Several federal states are calling for a tax on sugary soft drinks

Status: 18.06.2024 09:14 a.m.

The WHO recommends it, Great Britain has it, and Food Minister Özdemir wants it: a tax on soft drinks. So far, the plan has failed because of the FDP. But now there is support from nine federal states.

Several federal states want a tax on soft drinks. As can be seen from a note from the Conference of Consumer Protection Ministers, they are calling on the federal government to consider a tax on drinks that contain a lot of sugar.

Brandenburg, Bremen, Hamburg, Mecklenburg-Western Pomerania, Lower Saxony, Rhineland-Palatinate, Saxony, Thuringia and Saarland are committed to ensuring that manufacturers pay a corresponding levy. “Despite voluntary commitments and promises by the industry in Germany, the average sugar content of soft drinks, for example, has not fallen in recent years to the extent that would be necessary for a healthy diet,” the minutes state.

Özdemir has been demanding tax for some time

This will give support to Federal Food Minister Cem Özdemir (Greens). He has been in favour of a sugar tax for some time. However, his plan has so far been rejected by his coalition partner, the FDP. Party Vice-President Wolfgang Kubicki, for example, has described a sugar tax on soft drinks as “political activism”.

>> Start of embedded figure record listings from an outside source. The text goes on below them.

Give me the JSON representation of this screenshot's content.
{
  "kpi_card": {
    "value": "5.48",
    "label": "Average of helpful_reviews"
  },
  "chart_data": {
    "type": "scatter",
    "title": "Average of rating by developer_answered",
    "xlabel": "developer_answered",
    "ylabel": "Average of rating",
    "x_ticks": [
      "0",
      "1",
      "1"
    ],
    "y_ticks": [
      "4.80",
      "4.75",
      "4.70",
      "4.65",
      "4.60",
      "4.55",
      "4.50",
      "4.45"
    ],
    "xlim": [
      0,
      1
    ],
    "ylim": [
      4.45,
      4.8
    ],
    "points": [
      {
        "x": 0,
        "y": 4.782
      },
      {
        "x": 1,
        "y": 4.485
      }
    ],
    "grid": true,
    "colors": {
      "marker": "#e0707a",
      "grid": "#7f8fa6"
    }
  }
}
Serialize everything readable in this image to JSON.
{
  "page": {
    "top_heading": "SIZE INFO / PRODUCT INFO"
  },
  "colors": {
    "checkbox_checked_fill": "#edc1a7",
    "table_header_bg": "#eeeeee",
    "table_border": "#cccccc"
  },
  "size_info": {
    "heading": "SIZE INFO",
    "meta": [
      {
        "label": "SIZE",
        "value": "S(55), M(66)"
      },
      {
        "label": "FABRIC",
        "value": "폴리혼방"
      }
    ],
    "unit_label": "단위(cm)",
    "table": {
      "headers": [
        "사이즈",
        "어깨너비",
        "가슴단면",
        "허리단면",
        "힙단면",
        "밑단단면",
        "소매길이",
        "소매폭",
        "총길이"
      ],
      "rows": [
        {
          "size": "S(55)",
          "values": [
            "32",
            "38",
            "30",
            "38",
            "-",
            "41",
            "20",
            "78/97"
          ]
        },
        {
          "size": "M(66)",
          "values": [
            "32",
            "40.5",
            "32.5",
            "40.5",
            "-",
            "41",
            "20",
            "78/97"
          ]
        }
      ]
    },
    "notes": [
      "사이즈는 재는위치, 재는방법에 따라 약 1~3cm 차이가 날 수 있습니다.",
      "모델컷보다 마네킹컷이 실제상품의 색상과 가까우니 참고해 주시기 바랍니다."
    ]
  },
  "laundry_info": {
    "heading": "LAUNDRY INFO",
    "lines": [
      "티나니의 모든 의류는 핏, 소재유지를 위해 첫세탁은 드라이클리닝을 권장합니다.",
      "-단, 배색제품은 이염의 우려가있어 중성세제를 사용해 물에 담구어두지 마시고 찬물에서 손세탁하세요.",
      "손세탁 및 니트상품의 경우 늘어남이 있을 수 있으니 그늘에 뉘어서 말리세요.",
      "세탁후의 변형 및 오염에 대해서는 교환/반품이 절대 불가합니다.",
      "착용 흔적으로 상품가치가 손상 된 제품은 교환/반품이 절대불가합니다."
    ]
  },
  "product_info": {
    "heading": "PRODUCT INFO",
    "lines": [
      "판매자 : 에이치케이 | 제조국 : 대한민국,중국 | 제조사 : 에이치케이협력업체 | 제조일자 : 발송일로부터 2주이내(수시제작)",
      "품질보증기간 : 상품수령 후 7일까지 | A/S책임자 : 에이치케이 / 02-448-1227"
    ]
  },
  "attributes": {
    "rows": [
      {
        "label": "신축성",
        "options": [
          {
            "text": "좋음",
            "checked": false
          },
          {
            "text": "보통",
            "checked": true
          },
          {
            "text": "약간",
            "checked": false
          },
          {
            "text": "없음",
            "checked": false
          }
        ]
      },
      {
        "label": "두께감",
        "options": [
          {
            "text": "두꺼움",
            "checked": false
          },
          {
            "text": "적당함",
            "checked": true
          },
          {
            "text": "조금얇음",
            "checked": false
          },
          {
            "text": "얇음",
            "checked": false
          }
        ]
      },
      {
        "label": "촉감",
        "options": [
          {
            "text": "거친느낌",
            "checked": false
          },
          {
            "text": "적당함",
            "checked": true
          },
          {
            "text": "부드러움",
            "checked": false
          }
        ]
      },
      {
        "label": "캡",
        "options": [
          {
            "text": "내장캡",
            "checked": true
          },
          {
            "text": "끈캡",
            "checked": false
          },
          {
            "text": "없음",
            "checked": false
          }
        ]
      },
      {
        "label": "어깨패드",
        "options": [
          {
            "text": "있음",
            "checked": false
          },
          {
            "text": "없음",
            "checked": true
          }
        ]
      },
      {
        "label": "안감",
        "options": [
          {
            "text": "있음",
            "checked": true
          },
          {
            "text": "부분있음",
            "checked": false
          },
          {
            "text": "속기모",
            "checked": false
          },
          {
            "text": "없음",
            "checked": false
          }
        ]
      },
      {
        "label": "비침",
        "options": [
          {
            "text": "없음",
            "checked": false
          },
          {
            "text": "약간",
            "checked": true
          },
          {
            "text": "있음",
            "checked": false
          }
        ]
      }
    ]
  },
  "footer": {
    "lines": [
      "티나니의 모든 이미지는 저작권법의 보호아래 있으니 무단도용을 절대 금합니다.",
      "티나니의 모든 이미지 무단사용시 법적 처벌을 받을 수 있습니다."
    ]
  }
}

According to a study by the Technical University of Munich, a special tax on sugary drinks is an effective measure, also financially. The study concludes that Germany could save up to 16 billion euros over the next 20 years through such a tax – among other things because obesity and related diseases such as type 2 diabetes and cardiovascular diseases could be prevented and the burden on the health system would be reduced.

The World Health Organization also recommends a special tax on sugary drinks. It suggests a levy of at least 20 percent. Many countries, including Great Britain, already have a sugar tax.